— Cela est vrai. Ils sont bons comme les vaches.

— Comment ?

— Parce qu’on peut les traire à volonté.

Il paraît que les Kirghiz, qui sont audacieux, bien armés et sans scrupules, ne se gênent pas pour tromper et piller ces Mogols. Les voleurs, étant musulmans, transigent facilement avec leur conscience, attendu que les volés sont bouddhistes, c’est-à-dire des gens qui n’ont pas de « livre », ni Bible, ni Coran, par conséquent les derniers des hommes.

Les autorités chinoises interviendraient rarement pour rendre justice à ceux qui sont lésés : les coupables sont presque toujours insaisissables ; dans la montagne ils se cachent facilement, et puis, à ce propos, on peut obtenir de leur famille ou de leur tribu soit un impôt arriéré, soit un cadeau qu’en temps ordinaire le mandarin se verrait refuser.

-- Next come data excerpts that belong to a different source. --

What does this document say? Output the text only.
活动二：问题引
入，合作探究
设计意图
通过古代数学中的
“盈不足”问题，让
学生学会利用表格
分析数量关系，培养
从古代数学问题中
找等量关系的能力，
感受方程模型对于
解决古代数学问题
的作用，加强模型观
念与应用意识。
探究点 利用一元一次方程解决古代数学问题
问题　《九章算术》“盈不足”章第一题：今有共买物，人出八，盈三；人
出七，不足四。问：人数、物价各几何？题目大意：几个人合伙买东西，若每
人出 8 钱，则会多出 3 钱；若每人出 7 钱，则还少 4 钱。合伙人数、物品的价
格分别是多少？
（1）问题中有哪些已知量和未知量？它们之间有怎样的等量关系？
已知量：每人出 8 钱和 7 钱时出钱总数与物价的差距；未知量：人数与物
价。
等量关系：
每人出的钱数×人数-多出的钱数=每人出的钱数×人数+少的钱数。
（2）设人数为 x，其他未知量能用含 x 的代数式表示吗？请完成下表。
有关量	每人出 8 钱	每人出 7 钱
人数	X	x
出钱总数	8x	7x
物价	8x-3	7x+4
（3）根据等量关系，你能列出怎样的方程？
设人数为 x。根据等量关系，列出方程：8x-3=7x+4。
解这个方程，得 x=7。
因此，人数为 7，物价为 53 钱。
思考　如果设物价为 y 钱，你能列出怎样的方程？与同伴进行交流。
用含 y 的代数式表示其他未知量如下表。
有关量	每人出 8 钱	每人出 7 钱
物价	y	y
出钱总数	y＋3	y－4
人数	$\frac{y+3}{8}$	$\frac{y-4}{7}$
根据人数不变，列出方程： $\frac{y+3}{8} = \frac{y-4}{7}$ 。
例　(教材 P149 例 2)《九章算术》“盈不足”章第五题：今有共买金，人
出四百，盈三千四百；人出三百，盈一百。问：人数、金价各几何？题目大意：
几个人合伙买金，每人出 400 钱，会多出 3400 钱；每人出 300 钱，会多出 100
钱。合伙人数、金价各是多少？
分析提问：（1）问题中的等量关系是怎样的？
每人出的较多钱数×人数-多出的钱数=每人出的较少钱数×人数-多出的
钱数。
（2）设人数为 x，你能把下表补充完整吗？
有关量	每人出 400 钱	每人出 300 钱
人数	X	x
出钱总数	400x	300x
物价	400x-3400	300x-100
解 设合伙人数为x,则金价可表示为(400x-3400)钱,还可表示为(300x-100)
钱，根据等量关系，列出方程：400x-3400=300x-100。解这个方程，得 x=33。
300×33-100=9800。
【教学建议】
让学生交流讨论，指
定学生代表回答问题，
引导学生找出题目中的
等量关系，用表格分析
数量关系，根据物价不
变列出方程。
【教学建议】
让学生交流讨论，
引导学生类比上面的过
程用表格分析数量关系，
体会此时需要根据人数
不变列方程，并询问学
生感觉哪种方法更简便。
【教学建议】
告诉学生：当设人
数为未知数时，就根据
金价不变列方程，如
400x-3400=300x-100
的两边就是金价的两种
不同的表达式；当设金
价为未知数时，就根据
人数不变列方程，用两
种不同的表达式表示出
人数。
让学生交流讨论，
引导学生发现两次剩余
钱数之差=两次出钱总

Lorsque les brigandages sont tels que toute sécurité a disparu, la ruse est employée : avec de belles paroles, avec des promesses, on attire en ville le chef qui est l’instigateur du désordre, et l’on s’en débarrasse d’une manière quelconque. Par exemple on le met dans une cage entre deux pals, et, pour que les méchants tremblent, on laisse le prisonnier mourir dans cette horrible posture. L’agonie dure parfois une semaine.

Les nomades ayant perdu leur chef sont un peu désorientés, et l’on profite de cet état d’esprit pour exiger une sorte de soumission. Les autorités chinoises ont réussi à enregistrer nombre de Kirghiz, à les étiqueter pour ainsi dire. En effet, des cavaliers qui nous croisent portent au cou une tablette renfermée dans un sac de feutre. Je demande ce que cela signifie, et l’on m’explique que depuis quelque temps tout Kirghiz, avant de se rendre à la ville, doit se présenter d’abord chez son chef et lui demander une tablette de ce genre. Dessus est écrit son nom en turc, en chinois, en mogol : c’est un passeport qui lui permet de circuler librement dans les bazars. Aux époques de trouble, tout Kirghiz surpris sans cette tablette est arrêté par les soldats chinois et puni des peines les plus terribles.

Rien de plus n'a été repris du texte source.